Fox, Crabb Gone - Hopefully Osborne Too
So CU called Fox right: he's gone, and Crabb too. We're down to May, Leadsom and Gove, with the Fox and Crabb votes - now adrift - being directed at May.
Can we please hope this means May will feel sufficiently confident as not to need Osborne in any shape or form?
ND
5 comments:
But he was just starting to get the hang of stoking up consumer debt and house prices some more. Just who do you think would do a better job of managing the national ponzi scheme?
Javid Javid Javid!
Andrew Tyrie's been awfully good.
Like another former lodger at Number 11, Gay Gordon, how strong is the dirt in Osborne's own little black book to keep him in place?
May's continued tenure at the Home Office with all her failings on public view make one wonder if she is not the Establishment's "sleeper" puppet? Placed there to be readily available if the Quisling Cameroon failed and things went breasts up. She's probably already been programmed with her instructions for a snap general election next year tied to a second referendum.
They certainly know how to stitch us up!
Have to agree about getting rid of GO. Not only do we need to keep house prices stoked - to prevent the government-owned banks afloat, there is also his genius idea of a Living Wage.
Paying £9 or £10 or £11O per hour is good headlines if the relative value is a lesser proportion of costs than before i.e. lots of 70's style inflation. But if you have low inflation or deflation, then the Living Wage looks like commercial suicide.

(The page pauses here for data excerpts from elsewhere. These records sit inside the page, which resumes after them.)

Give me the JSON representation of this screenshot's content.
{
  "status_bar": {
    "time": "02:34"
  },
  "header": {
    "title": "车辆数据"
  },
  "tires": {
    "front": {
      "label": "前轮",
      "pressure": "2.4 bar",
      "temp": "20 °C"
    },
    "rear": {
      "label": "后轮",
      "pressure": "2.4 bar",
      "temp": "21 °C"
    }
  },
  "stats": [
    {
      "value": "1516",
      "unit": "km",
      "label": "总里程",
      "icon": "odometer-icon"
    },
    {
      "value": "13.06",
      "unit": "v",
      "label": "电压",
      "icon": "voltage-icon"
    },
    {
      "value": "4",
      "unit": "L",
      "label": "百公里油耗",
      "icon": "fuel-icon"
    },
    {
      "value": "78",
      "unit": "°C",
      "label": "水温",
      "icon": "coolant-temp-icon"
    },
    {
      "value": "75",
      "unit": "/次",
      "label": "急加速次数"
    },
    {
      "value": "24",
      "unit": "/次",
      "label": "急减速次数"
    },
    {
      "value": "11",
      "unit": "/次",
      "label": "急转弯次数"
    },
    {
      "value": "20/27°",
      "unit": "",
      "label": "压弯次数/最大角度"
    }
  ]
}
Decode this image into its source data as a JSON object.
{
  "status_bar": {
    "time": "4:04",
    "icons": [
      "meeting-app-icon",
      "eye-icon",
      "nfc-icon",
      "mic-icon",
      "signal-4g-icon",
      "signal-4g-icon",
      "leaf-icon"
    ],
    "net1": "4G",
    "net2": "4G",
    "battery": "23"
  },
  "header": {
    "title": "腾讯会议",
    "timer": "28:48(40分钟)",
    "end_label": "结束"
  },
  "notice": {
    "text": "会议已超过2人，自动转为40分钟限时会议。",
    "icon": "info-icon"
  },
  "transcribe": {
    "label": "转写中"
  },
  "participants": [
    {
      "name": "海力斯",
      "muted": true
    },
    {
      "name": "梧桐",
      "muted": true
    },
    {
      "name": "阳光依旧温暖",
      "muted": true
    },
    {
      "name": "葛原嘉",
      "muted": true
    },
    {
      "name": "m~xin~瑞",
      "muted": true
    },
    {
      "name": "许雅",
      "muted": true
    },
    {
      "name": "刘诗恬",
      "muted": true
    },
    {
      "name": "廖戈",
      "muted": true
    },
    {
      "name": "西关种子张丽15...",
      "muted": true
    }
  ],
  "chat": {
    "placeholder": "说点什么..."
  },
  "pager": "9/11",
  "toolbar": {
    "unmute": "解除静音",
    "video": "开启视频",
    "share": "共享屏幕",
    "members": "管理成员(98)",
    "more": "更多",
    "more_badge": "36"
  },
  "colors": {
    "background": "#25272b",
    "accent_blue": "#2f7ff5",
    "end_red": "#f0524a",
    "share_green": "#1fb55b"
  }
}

When I were a lad, we could reconfigure a manufacturing plant in 24 months, or 12 months if the planning was in place. Faced with unaffordable wage costs rises in real terms, we'd be off to Hungary or Romania or somewhere where labour costs were affordable. So I'd keep an eye on the number of 90-day notices that are being prepared.
Seems his crown as a political and economic strategists is looking a bit tilted.